The closest humans got to immortality was the ignorance of youth, but death was always hovering nearby, even for the young. At some point our lives would end. We’d wake up one day and not go to sleep that night. We might have had warning, or it might be sudden, but from the moment we became aware of ourselves we became aware of our impending deaths.
My coworkers? Up until recently, they had been born knowing that as long as they walked the line, they could go on forever.
So yeah, I was a transfer, but that was one area where I had the edge. I had experience with mortality.
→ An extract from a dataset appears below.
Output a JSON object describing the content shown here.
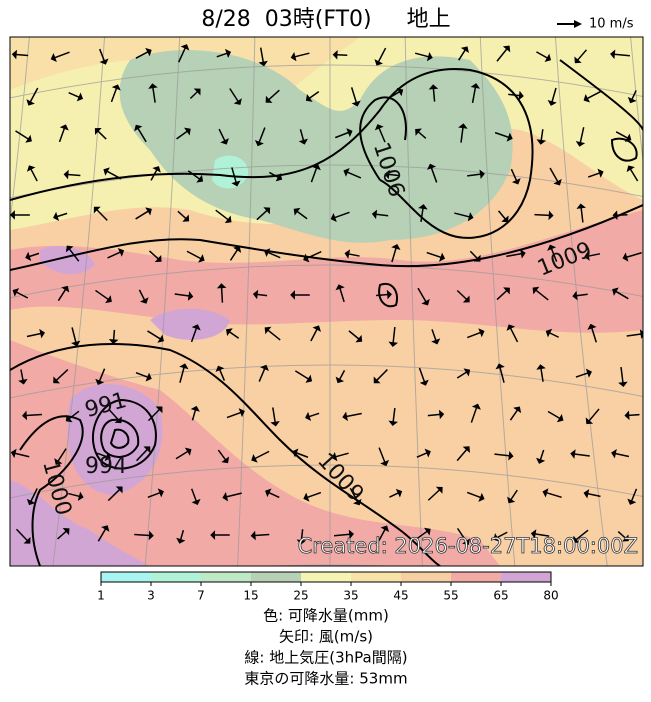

I stood, acting calmer than I thought would’ve been possible a few moments ago. I wiped my hands against the back of my pants. “Let’s get out of here.”
Chapter Sixteen
A blaring horn rang out and I saw a SUV sitting in Fate’s driveway. It looked like the misfit child of a monster truck and a minivan. If I hadn’t watched him get out of the driver’s seat to load a bag into the back, I never would’ve believed Fate would drive something like that.
He was closing the back hatch, looking all sorts of rustic yumminess in his black boots and rugged gear, when I approached.
He sized up my outfit as well and found it lacking. “What’s wrong with a sundress? You said we were going for a ride into the country?”
“On a gun run?”
“I’m sorry, but the boutique didn’t have any army-girl-fabulous in stock.” I walked around the ride he’d supplied. “Talking about style, where did you get this fine automobile?” I asked patting the camouflage paint job.